• Japan is hosting G-7 chiefs for the first time since 2008
  • Deflation now stalks economies that were hit by oil spike

The last time Japan hosted the Group of 7 in 2008, contagion gripped the U.S. mortgage market and spiraling food and fuel costs posed inflation risks to the global economy.

A lot has changed since then, with much of the G-7 now on guard against deflation. Japan lost its ranking as the world’s no. 2 economy to China in the interim, and is now more than three years into an ambitious program to spur higher prices and energize growth.

The success of Japan’s revival effort is far from certain, and the nation had to suffer a tsunami, nuclear meltdown and a run of four prime ministers and eight finance ministers before getting a government that was stable enough to try something new.

The G-7, which was in fact the G-8 the last time it came to Japan, has had its own share of turmoil, and in 2014 Russia was forced out over its annexation of Crimea.

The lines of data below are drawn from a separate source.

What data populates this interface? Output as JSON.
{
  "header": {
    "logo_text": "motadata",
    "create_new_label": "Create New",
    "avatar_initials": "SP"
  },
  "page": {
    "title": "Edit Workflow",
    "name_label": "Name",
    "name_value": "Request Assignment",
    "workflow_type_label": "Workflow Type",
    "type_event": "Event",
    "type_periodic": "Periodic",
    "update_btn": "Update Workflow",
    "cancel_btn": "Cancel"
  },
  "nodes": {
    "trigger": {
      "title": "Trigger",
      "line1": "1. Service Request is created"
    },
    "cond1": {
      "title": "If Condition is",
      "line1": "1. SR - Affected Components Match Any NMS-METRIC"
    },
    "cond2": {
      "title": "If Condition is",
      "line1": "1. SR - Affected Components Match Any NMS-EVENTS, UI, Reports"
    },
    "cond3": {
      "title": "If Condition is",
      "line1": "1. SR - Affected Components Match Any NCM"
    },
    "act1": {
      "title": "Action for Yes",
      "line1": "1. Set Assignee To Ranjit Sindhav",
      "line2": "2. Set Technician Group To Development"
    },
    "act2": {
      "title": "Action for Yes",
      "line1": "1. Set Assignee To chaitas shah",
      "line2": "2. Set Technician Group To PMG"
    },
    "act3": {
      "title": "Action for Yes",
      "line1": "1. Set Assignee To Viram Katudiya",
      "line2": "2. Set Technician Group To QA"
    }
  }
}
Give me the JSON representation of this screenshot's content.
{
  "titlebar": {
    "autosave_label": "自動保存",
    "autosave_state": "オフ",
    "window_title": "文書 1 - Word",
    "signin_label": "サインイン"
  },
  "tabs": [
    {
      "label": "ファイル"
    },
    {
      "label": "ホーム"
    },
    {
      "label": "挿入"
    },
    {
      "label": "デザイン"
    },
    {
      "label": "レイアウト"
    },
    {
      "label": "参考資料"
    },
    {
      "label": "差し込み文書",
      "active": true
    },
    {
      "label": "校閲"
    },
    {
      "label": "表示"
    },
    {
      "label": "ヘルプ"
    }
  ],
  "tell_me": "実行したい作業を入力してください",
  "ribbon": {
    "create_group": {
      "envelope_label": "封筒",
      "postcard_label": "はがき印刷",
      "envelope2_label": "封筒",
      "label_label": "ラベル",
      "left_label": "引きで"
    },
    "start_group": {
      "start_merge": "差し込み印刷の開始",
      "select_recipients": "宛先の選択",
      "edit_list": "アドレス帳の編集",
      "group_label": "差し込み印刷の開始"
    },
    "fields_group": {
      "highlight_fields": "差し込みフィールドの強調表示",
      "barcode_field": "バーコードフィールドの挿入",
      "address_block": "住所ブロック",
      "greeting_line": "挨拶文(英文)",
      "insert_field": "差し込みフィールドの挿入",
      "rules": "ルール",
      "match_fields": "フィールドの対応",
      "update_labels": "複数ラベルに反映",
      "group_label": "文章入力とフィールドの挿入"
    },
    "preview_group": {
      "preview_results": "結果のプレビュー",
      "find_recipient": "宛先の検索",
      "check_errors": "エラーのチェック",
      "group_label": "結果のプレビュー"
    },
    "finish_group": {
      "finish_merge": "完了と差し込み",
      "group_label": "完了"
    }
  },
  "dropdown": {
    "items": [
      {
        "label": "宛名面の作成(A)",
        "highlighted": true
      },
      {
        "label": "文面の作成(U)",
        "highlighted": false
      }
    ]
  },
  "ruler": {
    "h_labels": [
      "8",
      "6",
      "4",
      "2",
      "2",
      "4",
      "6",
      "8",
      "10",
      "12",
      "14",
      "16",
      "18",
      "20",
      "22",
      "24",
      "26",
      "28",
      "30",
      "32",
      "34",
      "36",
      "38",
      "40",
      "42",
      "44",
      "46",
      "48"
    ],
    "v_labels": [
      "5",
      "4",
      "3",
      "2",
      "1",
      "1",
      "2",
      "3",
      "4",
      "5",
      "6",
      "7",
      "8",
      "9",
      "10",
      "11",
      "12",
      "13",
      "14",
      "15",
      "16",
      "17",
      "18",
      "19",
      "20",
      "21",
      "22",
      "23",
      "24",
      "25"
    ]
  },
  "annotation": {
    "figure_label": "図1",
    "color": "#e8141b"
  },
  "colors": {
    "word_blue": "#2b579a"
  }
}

On May 20 and 21, G-7 finance ministers and central bank chiefs gather at a hot springs resort on the outskirts of Sendai, northern Japan, and a week later leaders fly in for summit in Mie, in the country’s southwest.

As the chart shows, Japan’s economy stagnated over the past eight years, while China’s boomed, more than doubling in size. Even so, China is still outside the G-7 club, which is comprised of the U.S., Japan, Germany, France, Canada, Italy and the U.K.

Things have improved somewhat in the economy since Shinzo Abe became prime minister in December 2012, with gross domestic product expanding 2.7 percent between then and the end of 2015. The progress remains bumpy and GDP has contracted in five of 12 quarters since Abe became leader. There is a risk that data Wednesday may show a sixth contraction.

Core inflation spiked briefly to 3.4 percent in 2014, mainly due to a sales-tax hike, but is now back below zero as the collapse in oil prices undercuts the effects of the Bank of Japan’s massive monetary stimulus. Europe faces similar problems spurring price gains.

The Japanese stock market is about 10 percent lower than it was at the beginning of 2008, and has been on a roller coaster ride that saw it rally thanks to the BOJ’s efforts, until it began falling again late last year. 

While Toyota sits at the top of global rankings for auto companies, much of corporate Japan has under-performed versus rivals since 2008, with the number of companies ranked in the top 100 for market value unchanged at four, according to data compiled by Bloomberg. About half the names on the list are from the U.S., while 11 are now from China.

The yen’s strength this year is increasing the pressure on Japanese exporters, following the tailwind provide by its marked depreciation during the initial years under Abe. The insistence of Japanese policy makers that the nation can intervene in foreign exchange markets if moves become too extreme is likely to get a frosty reception from other G-7 nations.

Although there has been no government intervention in the foreign exchange market since 2011, the U.S. put Japan on a new watch list over its currency practices. It called on Japan to use all policy tools and “not rely excessively on one lever such as monetary policy” to foster the economy.

Japan’s choice of Sendai for the finance chief’s gatherings is designed to highlight reconstruction efforts in the region, which was struck by the massive earthquake and tsunami in March 2011 that killed an estimated 16,000 people.

The location is also a stark reminder of another big change since 2008. While some officials back then recommended increasing nuclear energy amid surging oil costs, there is unlikely to be much talk of this now with crude prices down almost 70 percent and radiation still leaking from the crippled Fukushima power station less than 100 kilometers (60 miles) to the south.